第二に、仕上げの冷風。温風で形をつくったら、冷風を当てて形を記憶させる。髪は熱が冷める瞬間に形が決まるため、このひと手間でキープ力が大きく変わります。そして湿気の強い日は、無理に下ろさずまとめ髪にするのもひとつの知恵。韓国男性のあいだでも、出かける前のドライとスタイリングに時間をかけるのは当たり前の習慣になっています。短い髪こそ乾かし方の精度が仕上がりを左右します。

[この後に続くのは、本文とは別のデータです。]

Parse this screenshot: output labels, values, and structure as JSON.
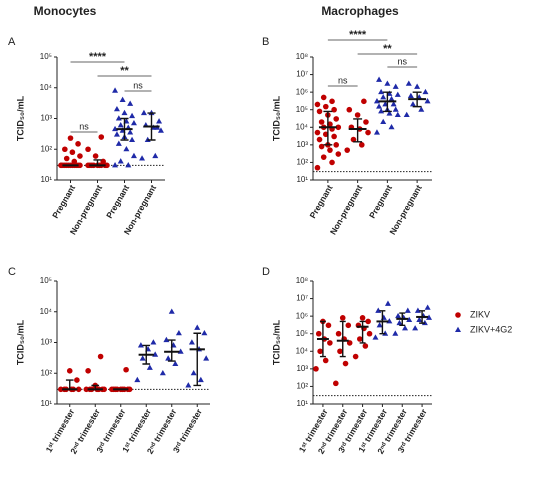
{
  "chart_data": [
    {
      "type": "dotplot",
      "panel": "A",
      "title": "Monocytes",
      "y_label": "TCID₅₀/mL",
      "log_y": true,
      "categories": [
        "Pregnant",
        "Non-pregnant",
        "Pregnant",
        "Non-pregnant"
      ],
      "ylim": [
        10,
        100000
      ],
      "yticks": [
        {
          "value": 10,
          "label": "10¹"
        },
        {
          "value": 100,
          "label": "10²"
        },
        {
          "value": 1000,
          "label": "10³"
        },
        {
          "value": 10000,
          "label": "10⁴"
        },
        {
          "value": 100000,
          "label": "10⁵"
        }
      ],
      "detection_limit": 30,
      "series": [
        {
          "color": "#c00000",
          "marker": "circle",
          "values": [
            [
              30,
              30,
              30,
              30,
              30,
              30,
              30,
              30,
              30,
              30,
              30,
              30,
              40,
              50,
              60,
              80,
              100,
              150,
              230
            ],
            [
              30,
              30,
              30,
              30,
              30,
              30,
              30,
              30,
              30,
              40,
              60,
              100,
              250
            ],
            null,
            null
          ]
        },
        {
          "color": "#1f2aa8",
          "marker": "triangle",
          "values": [
            null,
            null,
            [
              30,
              30,
              40,
              60,
              100,
              150,
              200,
              250,
              300,
              350,
              400,
              450,
              500,
              600,
              700,
              800,
              1000,
              1200,
              1500,
              2000,
              3000,
              4000,
              8000
            ],
            [
              50,
              60,
              200,
              400,
              500,
              600,
              800,
              1500,
              1500,
              500
            ]
          ]
        }
      ],
      "medians": [
        30,
        30,
        450,
        550
      ],
      "iqr": [
        [
          30,
          30
        ],
        [
          30,
          45
        ],
        [
          200,
          1000
        ],
        [
          200,
          1500
        ]
      ],
      "brackets": [
        {
          "label": "****",
          "from": 0,
          "to": 2
        },
        {
          "label": "**",
          "from": 1,
          "to": 3
        },
        {
          "label": "ns",
          "from": 0,
          "to": 1
        },
        {
          "label": "ns",
          "from": 2,
          "to": 3
        }
      ]
    },
    {
      "type": "dotplot",
      "panel": "B",
      "title": "Macrophages",
      "y_label": "TCID₅₀/mL",
      "log_y": true,
      "categories": [
        "Pregnant",
        "Non-pregnant",
        "Pregnant",
        "Non-pregnant"
      ],
      "ylim": [
        10,
        100000000
      ],
      "yticks": [
        {
          "value": 10,
          "label": "10¹"
        },
        {
          "value": 100,
          "label": "10²"
        },
        {
          "value": 1000,
          "label": "10³"
        },
        {
          "value": 10000,
          "label": "10⁴"
        },
        {
          "value": 100000,
          "label": "10⁵"
        },
        {
          "value": 1000000,
          "label": "10⁶"
        },
        {
          "value": 10000000,
          "label": "10⁷"
        },
        {
          "value": 100000000,
          "label": "10⁸"
        }
      ],
      "detection_limit": 30,
      "series": [
        {
          "color": "#c00000",
          "marker": "circle",
          "values": [
            [
              50,
              100,
              200,
              300,
              500,
              800,
              1000,
              1000,
              2000,
              3000,
              4000,
              5000,
              8000,
              10000,
              10000,
              15000,
              20000,
              30000,
              50000,
              80000,
              100000,
              150000,
              200000,
              300000,
              500000
            ],
            [
              500,
              1000,
              2000,
              5000,
              8000,
              10000,
              20000,
              50000,
              100000,
              300000
            ],
            null,
            null
          ]
        },
        {
          "color": "#1f2aa8",
          "marker": "triangle",
          "values": [
            null,
            null,
            [
              5000,
              10000,
              20000,
              50000,
              60000,
              80000,
              100000,
              100000,
              150000,
              200000,
              200000,
              300000,
              400000,
              500000,
              700000,
              800000,
              1000000,
              2000000,
              3000000,
              5000000
            ],
            [
              50000,
              100000,
              200000,
              300000,
              500000,
              600000,
              1000000,
              2000000,
              3000000
            ]
          ]
        }
      ],
      "medians": [
        10000,
        8000,
        300000,
        400000
      ],
      "iqr": [
        [
          1000,
          80000
        ],
        [
          1500,
          30000
        ],
        [
          80000,
          1000000
        ],
        [
          150000,
          1000000
        ]
      ],
      "brackets": [
        {
          "label": "****",
          "from": 0,
          "to": 2
        },
        {
          "label": "**",
          "from": 1,
          "to": 3
        },
        {
          "label": "ns",
          "from": 0,
          "to": 1
        },
        {
          "label": "ns",
          "from": 2,
          "to": 3
        }
      ]
    },
    {
      "type": "dotplot",
      "panel": "C",
      "y_label": "TCID₅₀/mL",
      "log_y": true,
      "categories": [
        "1ˢᵗ trimester",
        "2ⁿᵈ trimester",
        "3ʳᵈ trimester",
        "1ˢᵗ trimester",
        "2ⁿᵈ trimester",
        "3ʳᵈ trimester"
      ],
      "ylim": [
        10,
        100000
      ],
      "yticks": [
        {
          "value": 10,
          "label": "10¹"
        },
        {
          "value": 100,
          "label": "10²"
        },
        {
          "value": 1000,
          "label": "10³"
        },
        {
          "value": 10000,
          "label": "10⁴"
        },
        {
          "value": 100000,
          "label": "10⁵"
        }
      ],
      "detection_limit": 30,
      "series": [
        {
          "color": "#c00000",
          "marker": "circle",
          "values": [
            [
              30,
              30,
              30,
              30,
              30,
              30,
              60,
              120
            ],
            [
              30,
              30,
              30,
              30,
              30,
              30,
              30,
              40,
              120,
              350
            ],
            [
              30,
              30,
              30,
              30,
              30,
              30,
              30,
              30,
              30,
              130
            ],
            null,
            null,
            null
          ]
        },
        {
          "color": "#1f2aa8",
          "marker": "triangle",
          "values": [
            null,
            null,
            null,
            [
              60,
              150,
              300,
              400,
              600,
              800,
              1000
            ],
            [
              100,
              200,
              300,
              500,
              800,
              1200,
              2000,
              10000
            ],
            [
              40,
              60,
              100,
              300,
              600,
              1000,
              2000,
              3000
            ]
          ]
        }
      ],
      "medians": [
        30,
        30,
        30,
        400,
        500,
        600
      ],
      "iqr": [
        [
          30,
          60
        ],
        [
          30,
          40
        ],
        [
          30,
          30
        ],
        [
          200,
          800
        ],
        [
          250,
          1200
        ],
        [
          40,
          2000
        ]
      ]
    },
    {
      "type": "dotplot",
      "panel": "D",
      "y_label": "TCID₅₀/mL",
      "log_y": true,
      "legend": "right",
      "categories": [
        "1ˢᵗ trimester",
        "2ⁿᵈ trimester",
        "3ʳᵈ trimester",
        "1ˢᵗ trimester",
        "2ⁿᵈ trimester",
        "3ʳᵈ trimester"
      ],
      "ylim": [
        10,
        100000000
      ],
      "yticks": [
        {
          "value": 10,
          "label": "10¹"
        },
        {
          "value": 100,
          "label": "10²"
        },
        {
          "value": 1000,
          "label": "10³"
        },
        {
          "value": 10000,
          "label": "10⁴"
        },
        {
          "value": 100000,
          "label": "10⁵"
        },
        {
          "value": 1000000,
          "label": "10⁶"
        },
        {
          "value": 10000000,
          "label": "10⁷"
        },
        {
          "value": 100000000,
          "label": "10⁸"
        }
      ],
      "detection_limit": 30,
      "series": [
        {
          "name": "ZIKV",
          "color": "#c00000",
          "marker": "circle",
          "values": [
            [
              1000,
              3000,
              10000,
              30000,
              50000,
              100000,
              300000,
              500000
            ],
            [
              150,
              2000,
              10000,
              30000,
              50000,
              100000,
              300000,
              800000
            ],
            [
              5000,
              20000,
              50000,
              100000,
              200000,
              300000,
              500000,
              800000
            ],
            null,
            null,
            null
          ]
        },
        {
          "name": "ZIKV+4G2",
          "color": "#1f2aa8",
          "marker": "triangle",
          "values": [
            null,
            null,
            null,
            [
              60000,
              100000,
              300000,
              500000,
              800000,
              2000000,
              5000000
            ],
            [
              100000,
              200000,
              400000,
              600000,
              800000,
              1000000,
              2000000
            ],
            [
              200000,
              400000,
              600000,
              800000,
              1000000,
              2000000,
              3000000
            ]
          ]
        }
      ],
      "medians": [
        50000,
        40000,
        250000,
        500000,
        700000,
        900000
      ],
      "iqr": [
        [
          5000,
          500000
        ],
        [
          5000,
          500000
        ],
        [
          30000,
          500000
        ],
        [
          100000,
          2000000
        ],
        [
          300000,
          1500000
        ],
        [
          400000,
          2000000
        ]
      ]
    }
  ]
}
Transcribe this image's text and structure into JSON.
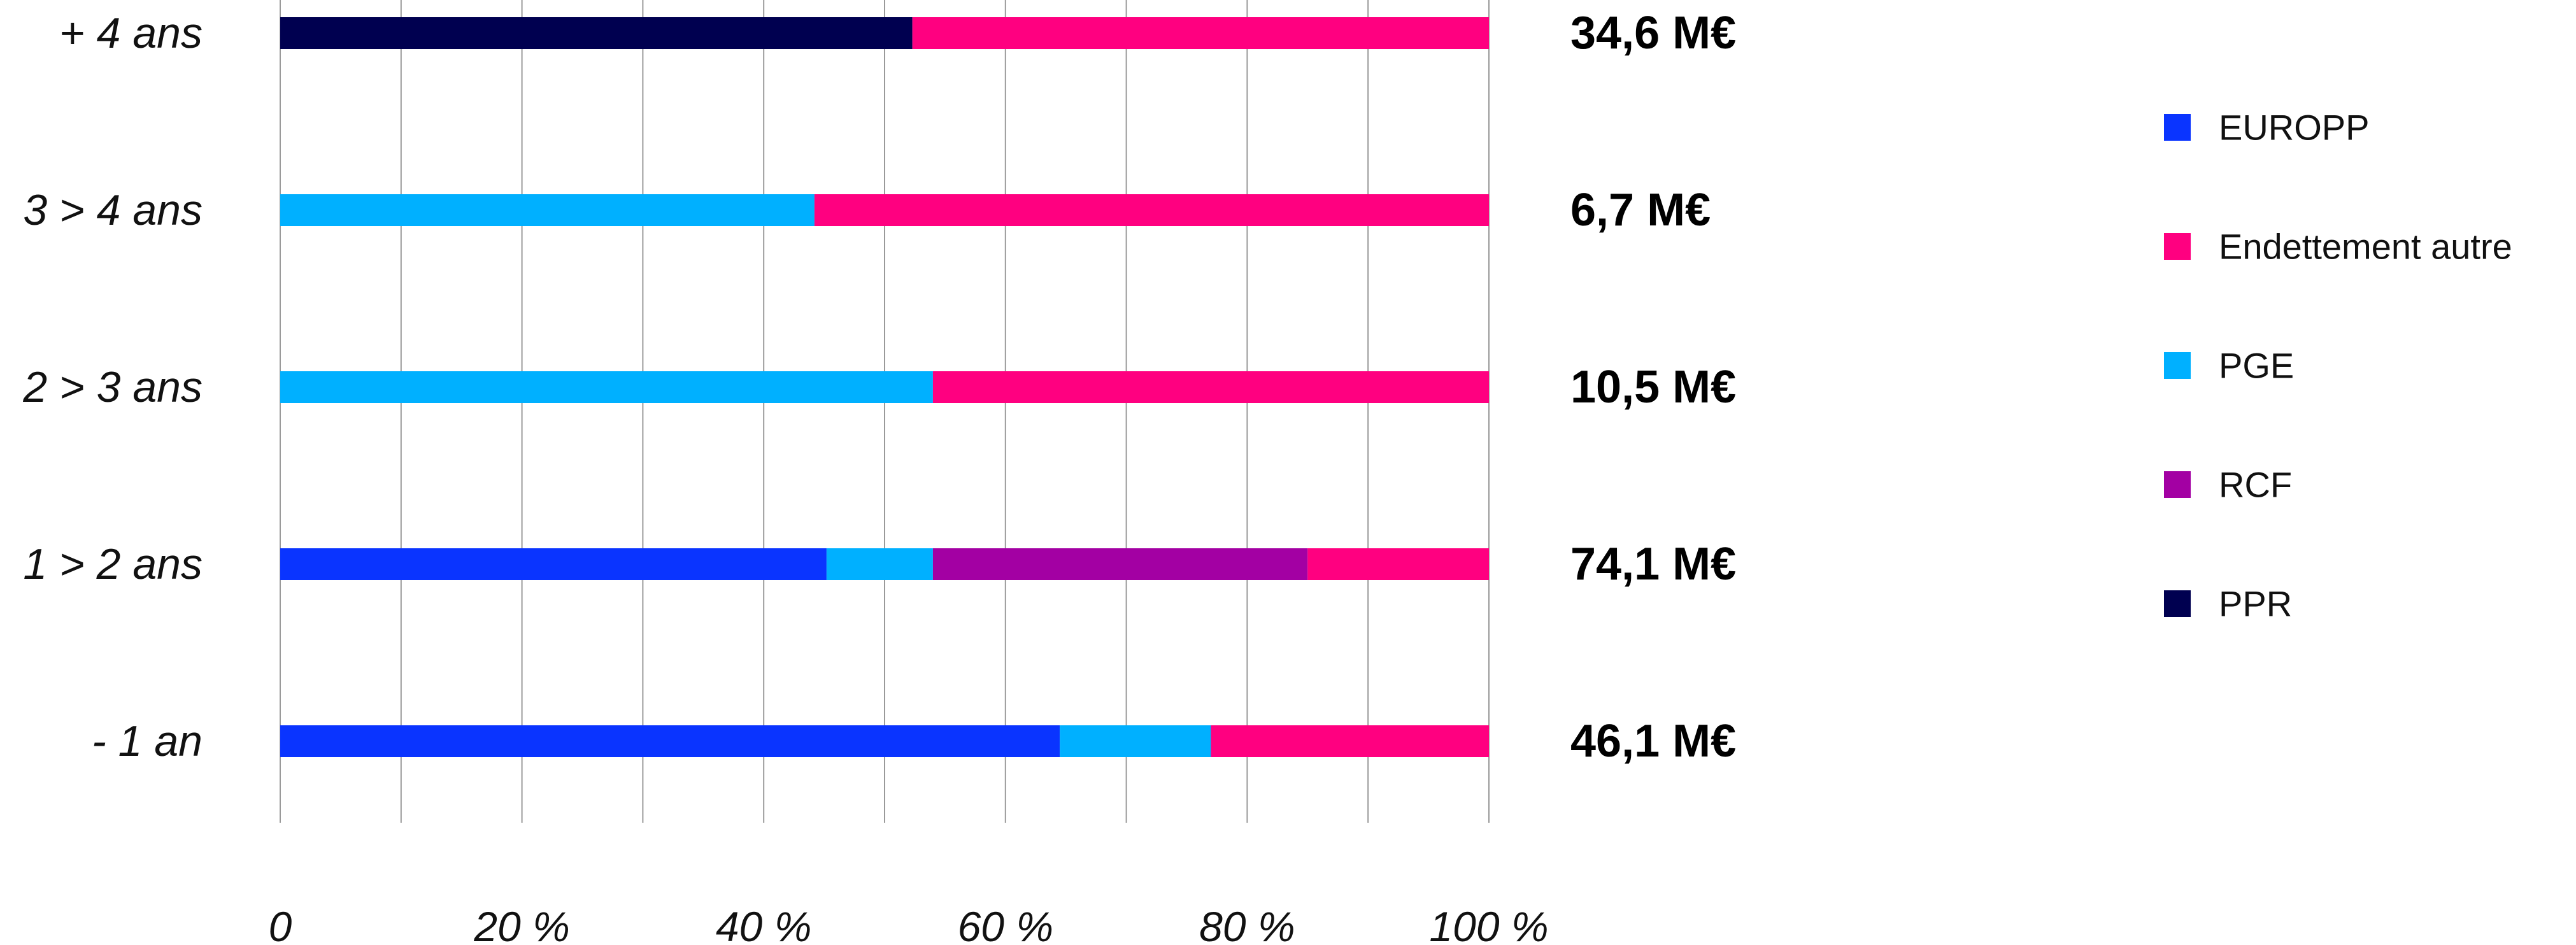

そしてアイロン派の方に、梅雨にこそ見直してほしいのが「熱の質」です。乾いた高温の熱だけで髪を伸ばすと、内部の水分が奪われて乾燥が進み、かえって湿気を吸いやすい髪をつくってしまいます。水分と熱の均衡を保ちながら形を整える「湿熱」の技術なら、うるおいを守りつつ、湿気に崩れにくいなめらかなストレートに。梅雨のうねり対策として、もっとも理にかなったアプローチのひとつです。

出かける前に鏡で髪を整える韓国人男性
ヘアケアは女性だけのものではない。韓国では男性の朝の習慣でもある。

毎日の習慣に。KEMAの人気アイテム

梅雨の髪悩みに、土台の頭皮ケアから仕上げのアウトバスまで。KEMAのアイテムからおすすめをご紹介します。

KEMAが受け継ぐ、韓国の美意識

梅雨は、髪のコンディションがもっとも正直にあらわれる季節です。湿気に乱される髪は、裏を返せば「整える余地」を教えてくれる髪でもあります。KEMAは、秩序・均衡・調和という韓国の美意識を軸に、先進のリポソーム技術で美容成分を髪の最深部へ届け、内部から補修するヘアケアを追求してきました。湿気と闘うのではなく、髪の中の水分と熱の均衡を整える。その積み重ねが、雨の日の朝にも揺らがない髪をつくります。